Sei stata finalista e vincitrice di varie manifestazioni artistiche, hai esposto in varie gallerie private e musei tra i più importanti in Italia. Che vuol dire essere artisti oggi?
C’è una frase di una canzone che dice: «Vita d’artista, vita in catene di libertà». Credo che riassuma un po’ il senso della figura dell’artista, nel suo essere sempre “al confine”. L’attività creativa, tuttavia, oggi rischia di essere fortemente schiacciata dal business.
La tua produzione più recente mette in evidenza una predilezione per la pittura. Da dove prende il via il processo creativo che porta alla realizzazione dei tuoi dipinti? Da cosa ti lasci ispirare?
Mi lascio ispirare da quello che accade e “dal possibile”, con un intento di trasfigurazione della realtà stessa, che sia dello spirito, piuttosto che cronaca quotidiana: una realtà da denunciare e da sviscerare mediante il ritmo ed il gioco ambiguo delle linee e delle forme.
Riguardo alla tecnica, quali materiali prediligi per la pittura?
Sperimento molto, ma non ho un “culto della materia” . Si potrebbe dire che io sia più “concettuale”, volendo usare impropriamente questo termine, pur essendo molto legata al disegno: do la priorità all’idea, al messaggio che intendo comunicare, i supporti e gli strumenti sono secondari nella mia attuale ricerca.
Hai un artista, del passato o contemporaneo, che ami o senti tuo in maniera particolare?
Mi piace molto Egon Schiele , la sua sintesi, il suo tratto e la sua espressività. Il fatto che spesso venga paragonata alla sua arte mi fa onore, ma ovviamente l’avvicinamento avviene in maniera inconsapevole. In generale prediligo la cosiddetta “arte impegnata”, nei termini in cui avverto anche per me stessa l’esigenza di rappresentare tematiche più sociali, nel mio caso legate alle esperienze in ambito giornalistico e documentario.
Al giorno d’oggi come ci si fa strada nell’affascinante e così apparentemente impenetrabile mondo dell’arte? Il sistema della committenza è radicalmente cambiato e ovviamente oggi l’artista non è più una figura indispensabile per accrescere il prestigio sociale, né il canale privilegiato per fare comunicazione.

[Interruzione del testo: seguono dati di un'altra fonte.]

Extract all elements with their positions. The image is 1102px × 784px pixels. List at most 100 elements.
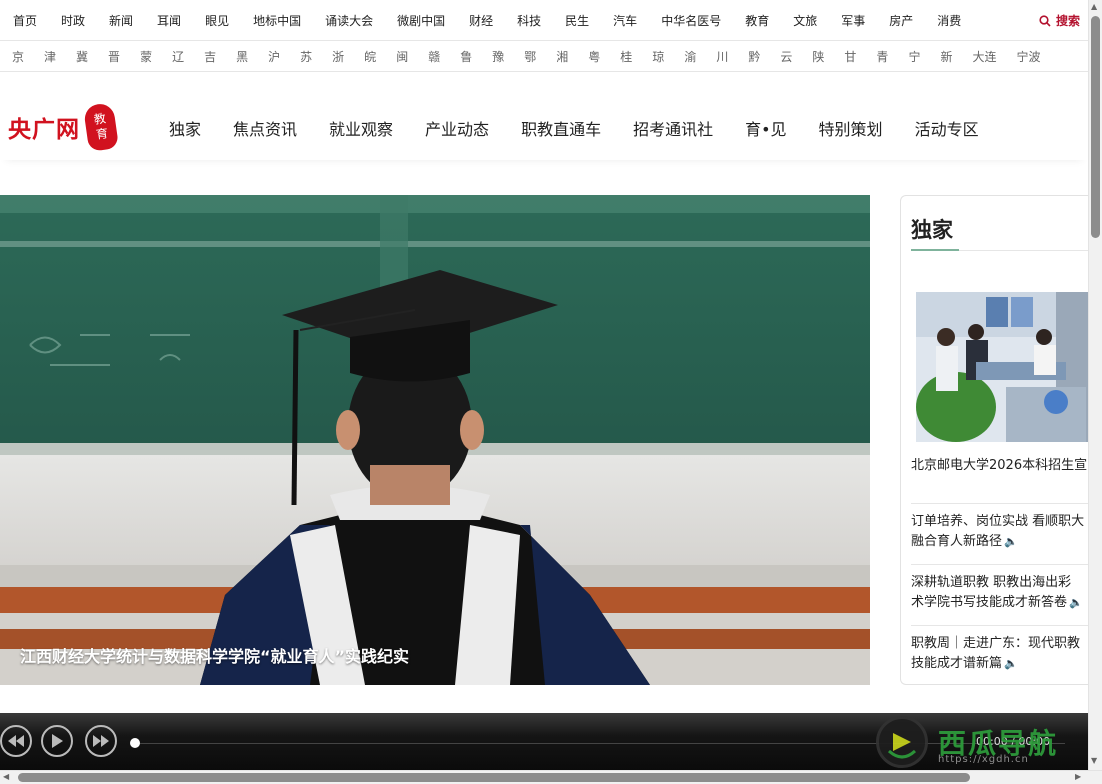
province-link[interactable]: 云 bbox=[780, 48, 792, 65]
top-link[interactable]: 耳闻 bbox=[157, 12, 181, 29]
main-nav-item[interactable]: 职教直通车 bbox=[521, 116, 601, 140]
news-list-item[interactable]: 职教周｜走进广东：现代职教 技能成才谱新篇 🔈 bbox=[911, 625, 1090, 674]
top-link[interactable]: 时政 bbox=[61, 12, 85, 29]
top-link[interactable]: 地标中国 bbox=[253, 12, 301, 29]
province-link[interactable]: 闽 bbox=[396, 48, 408, 65]
top-link[interactable]: 中华名医号 bbox=[661, 12, 721, 29]
province-link[interactable]: 湘 bbox=[556, 48, 568, 65]
top-link[interactable]: 文旅 bbox=[793, 12, 817, 29]
province-link[interactable]: 陕 bbox=[812, 48, 824, 65]
hero-caption[interactable]: 江西财经大学统计与数据科学学院“就业育人”实践纪实 bbox=[20, 643, 409, 667]
main-header: 央广网 教 育 独家 焦点资讯 就业观察 产业动态 职教直通车 招考通讯社 育•见 特别策划 活… bbox=[0, 92, 1088, 160]
top-link[interactable]: 新闻 bbox=[109, 12, 133, 29]
rewind-icon bbox=[8, 735, 24, 747]
featured-thumbnail[interactable] bbox=[916, 292, 1088, 442]
province-link[interactable]: 粤 bbox=[588, 48, 600, 65]
top-link[interactable]: 消费 bbox=[937, 12, 961, 29]
speaker-icon[interactable]: 🔈 bbox=[1004, 657, 1018, 670]
news-list-item[interactable]: 深耕轨道职教 职教出海出彩 术学院书写技能成才新答卷 🔈 bbox=[911, 564, 1090, 613]
panel-title: 独家 bbox=[911, 218, 953, 242]
news-title-line: 技能成才谱新篇 🔈 bbox=[911, 656, 1018, 671]
speaker-icon[interactable]: 🔈 bbox=[1004, 535, 1018, 548]
province-link[interactable]: 京 bbox=[12, 48, 24, 65]
search-button[interactable]: 搜索 bbox=[1039, 12, 1080, 29]
education-seal-logo: 教 育 bbox=[82, 102, 120, 152]
top-link[interactable]: 财经 bbox=[469, 12, 493, 29]
watermark: 西瓜导航 https://xgdh.cn bbox=[876, 716, 1058, 768]
top-link[interactable]: 军事 bbox=[841, 12, 865, 29]
main-nav-item[interactable]: 焦点资讯 bbox=[233, 116, 297, 140]
province-link[interactable]: 甘 bbox=[844, 48, 856, 65]
province-link[interactable]: 辽 bbox=[172, 48, 184, 65]
top-link[interactable]: 汽车 bbox=[613, 12, 637, 29]
main-nav-item[interactable]: 招考通讯社 bbox=[633, 116, 713, 140]
province-link[interactable]: 琼 bbox=[652, 48, 664, 65]
province-link[interactable]: 沪 bbox=[268, 48, 280, 65]
province-link[interactable]: 冀 bbox=[76, 48, 88, 65]
province-link[interactable]: 黑 bbox=[236, 48, 248, 65]
main-nav-item[interactable]: 独家 bbox=[169, 116, 201, 140]
scroll-up-icon[interactable]: ▲ bbox=[1091, 2, 1097, 11]
top-link[interactable]: 首页 bbox=[13, 12, 37, 29]
top-link[interactable]: 眼见 bbox=[205, 12, 229, 29]
site-logo[interactable]: 央广网 教 育 bbox=[8, 102, 120, 152]
province-link[interactable]: 青 bbox=[876, 48, 888, 65]
province-link[interactable]: 黔 bbox=[748, 48, 760, 65]
scroll-down-icon[interactable]: ▼ bbox=[1091, 756, 1097, 765]
top-link[interactable]: 民生 bbox=[565, 12, 589, 29]
province-link[interactable]: 桂 bbox=[620, 48, 632, 65]
fast-forward-button[interactable] bbox=[85, 725, 117, 757]
exclusive-panel: 独家 北京邮电大学2026本科招生宣 订单培养、岗位实战 看顺职大 融合育人新路径… bbox=[900, 195, 1090, 685]
news-title-line: 术学院书写技能成才新答卷 🔈 bbox=[911, 595, 1083, 610]
province-link[interactable]: 蒙 bbox=[140, 48, 152, 65]
rewind-button[interactable] bbox=[0, 725, 32, 757]
featured-title[interactable]: 北京邮电大学2026本科招生宣 bbox=[911, 454, 1087, 473]
main-nav-item[interactable]: 育•见 bbox=[745, 116, 786, 140]
province-link[interactable]: 皖 bbox=[364, 48, 376, 65]
top-link[interactable]: 教育 bbox=[745, 12, 769, 29]
news-list-item[interactable]: 订单培养、岗位实战 看顺职大 融合育人新路径 🔈 bbox=[911, 503, 1090, 552]
top-link[interactable]: 科技 bbox=[517, 12, 541, 29]
province-link[interactable]: 晋 bbox=[108, 48, 120, 65]
province-link[interactable]: 津 bbox=[44, 48, 56, 65]
province-link[interactable]: 大连 bbox=[972, 48, 996, 65]
province-link[interactable]: 苏 bbox=[300, 48, 312, 65]
province-link[interactable]: 宁波 bbox=[1016, 48, 1040, 65]
province-link[interactable]: 渝 bbox=[684, 48, 696, 65]
province-link[interactable]: 鄂 bbox=[524, 48, 536, 65]
play-icon bbox=[52, 734, 63, 748]
vertical-scroll-thumb[interactable] bbox=[1091, 16, 1100, 238]
top-link[interactable]: 房产 bbox=[889, 12, 913, 29]
scroll-left-icon[interactable]: ◀ bbox=[3, 772, 9, 781]
speaker-icon[interactable]: 🔈 bbox=[1069, 596, 1083, 609]
logo-text: 央广网 bbox=[8, 116, 80, 143]
hero-slide[interactable]: 江西财经大学统计与数据科学学院“就业育人”实践纪实 bbox=[0, 195, 870, 685]
horizontal-scrollbar[interactable]: ◀ ▶ bbox=[0, 770, 1102, 784]
vertical-scrollbar[interactable]: ▲ ▼ bbox=[1088, 0, 1102, 770]
province-link[interactable]: 浙 bbox=[332, 48, 344, 65]
province-link[interactable]: 宁 bbox=[908, 48, 920, 65]
province-link[interactable]: 新 bbox=[940, 48, 952, 65]
progress-handle[interactable] bbox=[130, 738, 140, 748]
main-nav-item[interactable]: 就业观察 bbox=[329, 116, 393, 140]
province-link[interactable]: 鲁 bbox=[460, 48, 472, 65]
scroll-right-icon[interactable]: ▶ bbox=[1075, 772, 1081, 781]
main-nav-item[interactable]: 活动专区 bbox=[915, 116, 979, 140]
top-link[interactable]: 微剧中国 bbox=[397, 12, 445, 29]
hero-image bbox=[0, 195, 870, 685]
horizontal-scroll-thumb[interactable] bbox=[18, 773, 970, 782]
province-link[interactable]: 吉 bbox=[204, 48, 216, 65]
main-nav-item[interactable]: 产业动态 bbox=[425, 116, 489, 140]
news-title-line: 职教周｜走进广东：现代职教 bbox=[911, 636, 1081, 651]
province-link[interactable]: 川 bbox=[716, 48, 728, 65]
play-button[interactable] bbox=[41, 725, 73, 757]
panel-divider bbox=[959, 250, 1090, 251]
main-nav-item[interactable]: 特别策划 bbox=[819, 116, 883, 140]
top-link[interactable]: 诵读大会 bbox=[325, 12, 373, 29]
watermark-logo-icon bbox=[876, 716, 928, 768]
top-channel-links: 首页 时政 新闻 耳闻 眼见 地标中国 诵读大会 微剧中国 财经 科技 民生 汽车 中华名医号 教育 文旅 军… bbox=[0, 12, 985, 29]
province-link[interactable]: 豫 bbox=[492, 48, 504, 65]
province-link[interactable]: 赣 bbox=[428, 48, 440, 65]
panel-title-underline bbox=[911, 249, 959, 251]
top-channel-bar: 首页 时政 新闻 耳闻 眼见 地标中国 诵读大会 微剧中国 财经 科技 民生 汽车 中华名医号 教育 文旅 军… bbox=[0, 0, 1088, 41]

Pur liberatosi dalle catene delle censure, l’artista deve fare i conti con una società da cui è spesso tenuto in disparte, per cui oggi brancola un po’ nel buio, percorre varie strade per raggiungere la sua visibilità, affiancandosi il più delle volte alla figura di qualche critico /curatore /mecenate che riesce ad inserirlo in un business. Se questo non accade l’artista, purtroppo, oggi finisce per essere un semplice sognatore, che non può neanche più contare, come accadeva fino al secolo scorso, sulla solidarietà del gruppo.
Dal 23 novembre hai esposto all’Accademia di Romania in Roma con la mostra ” In Simbiosi”. Cosa puoi raccontarci riguardo al tuo dipinto in mostra lì?
In quest’occasione ho presentato un olio su tela combinata con un supporto di plexiglass, dal titolo “Post baroque still life”, dove ho reinterpretato una vanitas barocca: l’ammonimento all’effimera condizione dell’esistenza, che è stato strettamente correlato al senso di precarietà del Seicento, viene riproposto in un’epoca di crisi e ad un occhio digitalizzato.